Usually to suggest that a director’s films exist within a league by
themselves is high praise—an accolade best bestowed upon only the
most revered architects of the craft. And while this is certainly true
of Woody Allen, the fact that his films stand alone has less to do with
his talents as a filmmaker and more with the self-contained/endlessly
constrained aesthetic he’s honed annually over the last 30-some years.
Woody Allen’s movies are removed from—and thus, for better and
often worse, somehow scarcely comparable to—anything besides
other Woody Allen movies. Which is to say that, while it’s generally
accepted that Woody Allen has made a shit-ton of terrible films, he’s
only actually made a few terrible Woody Allen films.

When compiling a list of the worst films in Woody Allen’s ample
catalog, the first instinct is to gravitate toward his oft-maligned
chamber dramas—the largely unredeemable trio of Interiors,
September, and Another Woman.

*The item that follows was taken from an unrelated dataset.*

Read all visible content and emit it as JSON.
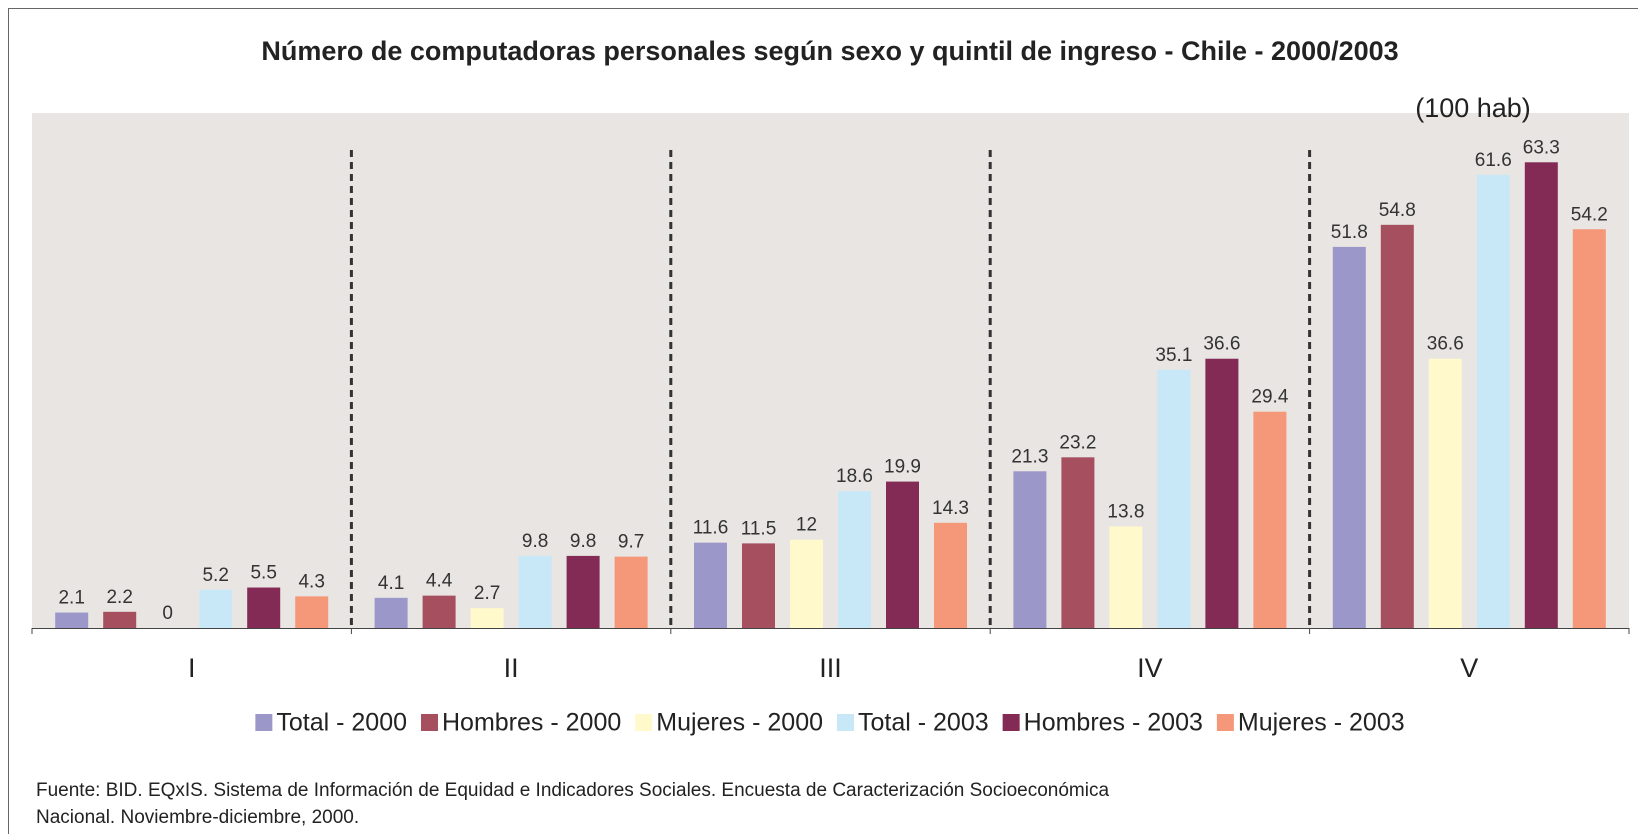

These only really
half-qualify though, as they’re more accurately Woody Allen’s bad
Ingmar Bergman movies than bad Woody Allen movies. To reach the true
dregs of Woody’s work, one must saunter past the sometimes boring but
largely innocuous ’80s and into his first true creative
drought—an early ’90s that saw the consecutive releases of
Alice and Shadows and Fog, Allen’s first truly bad Woody
Allen movies. Fortunately, he followed it with the pretty good
Husbands and Wives, after which he managed to dither between
mediocrity and quality until the end of the decade. Then shit got
really bad.

Despite the slight reprieve of Sweet and Lowdown in 1999,
Woody managed to dish out the very worst films of his already spotty
career in rather quick succession: Celebrity (bad), Small
Time Crooks
(worse), The Curse of the Jade Scorpion (even worse), Hollywood Ending (fuck!), Anything Else (not that bad), and Melinda and Melinda (fucking
dreadful). It was only after he made the distinctly non-Woody
picture Match Point that he managed to get out of the
hole—which, seeing as how his latest, Cassandra’s Dream, comes out this week—is hopefully a lesson learned.